[...] does the language actually allows it?
Can't say anything about the name, but this seems to me to be a yes.
The relevant wording is [temp.alias]/2:
When a template-id refers to the specialization of an alias template, it is equivalent to the associated type obtained by substitution of its template-arguments for the template-parameters in the type-id of the alias template.
and the sfinae rule, [temp.deduct]/8:
Only invalid types and expressions in the immediate context of the function type, its template parameter types, and its explicit-specifier can result in a deduction failure.

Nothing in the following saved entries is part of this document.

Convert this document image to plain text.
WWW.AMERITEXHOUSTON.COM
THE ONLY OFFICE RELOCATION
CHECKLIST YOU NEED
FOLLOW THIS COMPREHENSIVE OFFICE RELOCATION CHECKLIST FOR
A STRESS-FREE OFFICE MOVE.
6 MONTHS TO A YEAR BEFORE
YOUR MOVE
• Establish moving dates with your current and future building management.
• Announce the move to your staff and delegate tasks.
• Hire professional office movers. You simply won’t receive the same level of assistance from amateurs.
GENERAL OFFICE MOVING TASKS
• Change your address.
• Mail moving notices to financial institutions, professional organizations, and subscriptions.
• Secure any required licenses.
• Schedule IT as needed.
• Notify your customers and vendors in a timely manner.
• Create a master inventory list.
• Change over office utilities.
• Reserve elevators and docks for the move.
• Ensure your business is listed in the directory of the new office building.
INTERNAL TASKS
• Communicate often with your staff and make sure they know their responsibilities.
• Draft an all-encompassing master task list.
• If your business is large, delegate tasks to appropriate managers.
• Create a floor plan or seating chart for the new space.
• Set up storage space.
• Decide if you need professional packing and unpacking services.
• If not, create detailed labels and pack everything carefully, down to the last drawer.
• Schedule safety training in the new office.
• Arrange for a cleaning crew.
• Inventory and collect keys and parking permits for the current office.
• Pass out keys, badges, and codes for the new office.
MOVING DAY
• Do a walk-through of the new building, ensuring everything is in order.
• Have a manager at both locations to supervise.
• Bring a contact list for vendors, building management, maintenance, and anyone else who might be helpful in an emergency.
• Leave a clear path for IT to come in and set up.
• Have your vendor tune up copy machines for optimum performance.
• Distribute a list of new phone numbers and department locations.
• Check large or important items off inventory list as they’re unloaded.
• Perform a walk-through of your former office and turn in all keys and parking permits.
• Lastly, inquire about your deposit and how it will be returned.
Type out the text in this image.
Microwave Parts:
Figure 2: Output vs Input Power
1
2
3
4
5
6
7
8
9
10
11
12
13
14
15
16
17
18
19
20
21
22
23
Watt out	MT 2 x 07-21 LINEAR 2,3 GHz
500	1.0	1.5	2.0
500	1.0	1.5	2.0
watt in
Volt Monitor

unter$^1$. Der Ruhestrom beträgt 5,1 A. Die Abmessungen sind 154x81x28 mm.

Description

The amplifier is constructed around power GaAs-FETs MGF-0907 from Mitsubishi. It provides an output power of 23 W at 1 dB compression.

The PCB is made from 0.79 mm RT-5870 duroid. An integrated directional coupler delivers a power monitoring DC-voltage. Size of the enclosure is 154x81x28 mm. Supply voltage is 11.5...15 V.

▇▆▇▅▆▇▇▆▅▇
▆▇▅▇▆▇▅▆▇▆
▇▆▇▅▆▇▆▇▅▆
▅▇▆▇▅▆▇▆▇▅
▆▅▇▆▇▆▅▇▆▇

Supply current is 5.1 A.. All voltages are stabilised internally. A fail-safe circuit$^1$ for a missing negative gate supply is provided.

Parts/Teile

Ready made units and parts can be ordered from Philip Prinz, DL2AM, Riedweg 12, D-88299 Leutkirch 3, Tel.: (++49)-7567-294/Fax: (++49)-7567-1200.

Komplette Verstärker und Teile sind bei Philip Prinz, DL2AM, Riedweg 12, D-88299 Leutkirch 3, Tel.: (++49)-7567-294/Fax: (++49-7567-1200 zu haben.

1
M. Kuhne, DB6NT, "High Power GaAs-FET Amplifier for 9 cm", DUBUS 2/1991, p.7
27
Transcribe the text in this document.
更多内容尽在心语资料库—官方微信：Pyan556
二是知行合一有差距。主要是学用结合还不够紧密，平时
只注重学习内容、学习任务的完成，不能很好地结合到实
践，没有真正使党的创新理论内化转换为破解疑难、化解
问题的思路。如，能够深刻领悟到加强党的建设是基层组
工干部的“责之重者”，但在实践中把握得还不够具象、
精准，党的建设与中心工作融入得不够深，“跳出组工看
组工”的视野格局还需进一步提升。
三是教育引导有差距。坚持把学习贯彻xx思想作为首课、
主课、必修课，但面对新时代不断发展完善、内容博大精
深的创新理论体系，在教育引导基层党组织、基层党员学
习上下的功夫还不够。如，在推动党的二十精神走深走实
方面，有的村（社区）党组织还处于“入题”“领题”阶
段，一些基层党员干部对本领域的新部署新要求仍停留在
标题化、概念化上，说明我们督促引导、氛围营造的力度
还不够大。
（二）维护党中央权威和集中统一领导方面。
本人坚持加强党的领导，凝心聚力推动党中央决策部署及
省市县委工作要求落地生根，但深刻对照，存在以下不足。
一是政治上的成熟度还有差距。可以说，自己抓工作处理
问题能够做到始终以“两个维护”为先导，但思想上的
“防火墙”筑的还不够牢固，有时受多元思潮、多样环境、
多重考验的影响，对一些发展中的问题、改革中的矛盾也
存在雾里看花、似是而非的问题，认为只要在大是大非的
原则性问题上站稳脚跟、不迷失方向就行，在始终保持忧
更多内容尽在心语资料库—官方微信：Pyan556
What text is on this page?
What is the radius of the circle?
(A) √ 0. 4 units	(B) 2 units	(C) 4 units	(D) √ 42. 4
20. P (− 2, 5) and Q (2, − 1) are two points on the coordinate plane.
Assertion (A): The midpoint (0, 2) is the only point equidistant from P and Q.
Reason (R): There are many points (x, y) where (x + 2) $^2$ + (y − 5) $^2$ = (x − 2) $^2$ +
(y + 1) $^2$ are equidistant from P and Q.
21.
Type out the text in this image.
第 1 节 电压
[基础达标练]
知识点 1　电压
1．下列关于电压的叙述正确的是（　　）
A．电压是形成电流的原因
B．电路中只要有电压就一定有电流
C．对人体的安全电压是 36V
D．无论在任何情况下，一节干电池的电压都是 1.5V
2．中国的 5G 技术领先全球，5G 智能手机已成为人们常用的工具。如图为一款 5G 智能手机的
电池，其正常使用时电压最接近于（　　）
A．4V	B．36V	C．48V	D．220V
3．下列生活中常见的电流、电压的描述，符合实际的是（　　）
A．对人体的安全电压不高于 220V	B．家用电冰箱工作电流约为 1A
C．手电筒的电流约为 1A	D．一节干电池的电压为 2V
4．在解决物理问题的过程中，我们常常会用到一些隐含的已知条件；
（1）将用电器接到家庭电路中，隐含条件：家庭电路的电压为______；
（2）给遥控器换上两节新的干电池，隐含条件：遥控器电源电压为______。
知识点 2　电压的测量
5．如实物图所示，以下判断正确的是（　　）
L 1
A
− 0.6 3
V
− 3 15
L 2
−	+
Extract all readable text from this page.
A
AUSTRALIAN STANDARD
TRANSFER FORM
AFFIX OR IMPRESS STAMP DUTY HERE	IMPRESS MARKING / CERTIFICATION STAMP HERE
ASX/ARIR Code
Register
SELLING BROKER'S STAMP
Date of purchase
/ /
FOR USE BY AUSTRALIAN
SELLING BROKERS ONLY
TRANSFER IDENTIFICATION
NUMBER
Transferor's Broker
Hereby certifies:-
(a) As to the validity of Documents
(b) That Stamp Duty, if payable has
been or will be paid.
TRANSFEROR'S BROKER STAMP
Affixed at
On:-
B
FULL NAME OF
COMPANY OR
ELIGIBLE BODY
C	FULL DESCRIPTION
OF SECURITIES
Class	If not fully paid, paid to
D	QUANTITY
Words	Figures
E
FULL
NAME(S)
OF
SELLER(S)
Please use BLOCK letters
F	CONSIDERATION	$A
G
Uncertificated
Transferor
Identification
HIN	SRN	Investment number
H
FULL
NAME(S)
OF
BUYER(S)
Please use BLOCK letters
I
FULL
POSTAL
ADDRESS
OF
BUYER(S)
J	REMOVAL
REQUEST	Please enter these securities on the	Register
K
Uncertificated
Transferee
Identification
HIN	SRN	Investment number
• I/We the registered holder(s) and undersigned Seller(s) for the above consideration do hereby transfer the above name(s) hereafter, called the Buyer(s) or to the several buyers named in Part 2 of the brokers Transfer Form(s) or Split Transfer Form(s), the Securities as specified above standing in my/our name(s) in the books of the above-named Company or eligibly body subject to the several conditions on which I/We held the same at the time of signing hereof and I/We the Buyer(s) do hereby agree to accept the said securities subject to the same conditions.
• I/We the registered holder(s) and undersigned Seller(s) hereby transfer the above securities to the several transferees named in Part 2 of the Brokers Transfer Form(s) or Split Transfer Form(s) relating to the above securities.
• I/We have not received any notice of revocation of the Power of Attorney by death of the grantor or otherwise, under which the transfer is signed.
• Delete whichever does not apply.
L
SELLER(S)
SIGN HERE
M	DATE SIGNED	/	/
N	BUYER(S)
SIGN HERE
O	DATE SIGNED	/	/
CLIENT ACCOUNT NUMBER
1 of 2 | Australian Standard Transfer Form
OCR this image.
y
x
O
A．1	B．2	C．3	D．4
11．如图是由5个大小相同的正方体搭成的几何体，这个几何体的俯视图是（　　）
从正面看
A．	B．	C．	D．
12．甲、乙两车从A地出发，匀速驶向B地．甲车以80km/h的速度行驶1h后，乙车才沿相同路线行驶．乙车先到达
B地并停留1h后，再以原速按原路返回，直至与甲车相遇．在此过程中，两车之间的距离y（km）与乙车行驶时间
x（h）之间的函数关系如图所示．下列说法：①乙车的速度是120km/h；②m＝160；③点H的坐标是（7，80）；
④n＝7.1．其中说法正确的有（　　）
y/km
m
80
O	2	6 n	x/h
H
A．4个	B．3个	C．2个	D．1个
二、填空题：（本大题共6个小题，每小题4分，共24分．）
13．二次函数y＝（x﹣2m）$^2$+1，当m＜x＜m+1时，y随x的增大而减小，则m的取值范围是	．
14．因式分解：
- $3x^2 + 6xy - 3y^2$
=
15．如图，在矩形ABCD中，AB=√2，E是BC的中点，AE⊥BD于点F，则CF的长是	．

Taking an argument of type require_rvalue<T>
does behave as if we substitute that alias, which either gives us a T&&
or a substitution failure - and that substitution failure is arguably in the immediate context† of the substitution and so is "sfinae-friendly" as opposed to being a hard error. Note that even though the defaulted type argument is unused, as a result of CWG 1558 (the void_t
rule), we got the addition of [temp.alias]/3:
However, if the template-id is dependent, subsequent template argument substitution still applies to the template-id.
This ensures that we still substitute into the defaulted type argument to trigger the required substitution failure.
The second unsaid part of the question is whether this actually can behave as a forwarding reference. The rule there is in [temp.deduct.call]/3:
A forwarding reference is an rvalue reference to a cv-unqualified template parameter that does not represent a template parameter of a class template (during class template argument deduction ([over.match.class.deduct])). If P is a forwarding reference and the argument is an lvalue, the type “lvalue reference to A” is used in place of A for type deduction.
Is an alias template with one template parameter whose associated type is an rvalue reference to its cv-unqualified template parameter considered a forwarding reference? Well, [temp.alias]/2 says that require_rvalue<T>
is equivalent to T&&
, and T&&
is the right thing. So arguably... yeah.
And all the compilers treat it as such, which is certainly a nice validation to have.
†Although, note the existence of
CWG 1844 and the lack of actual definition for immediate context, and the example there which also relies upon a substitution failure from a defaulted argument - which the issue states has implementation divergence.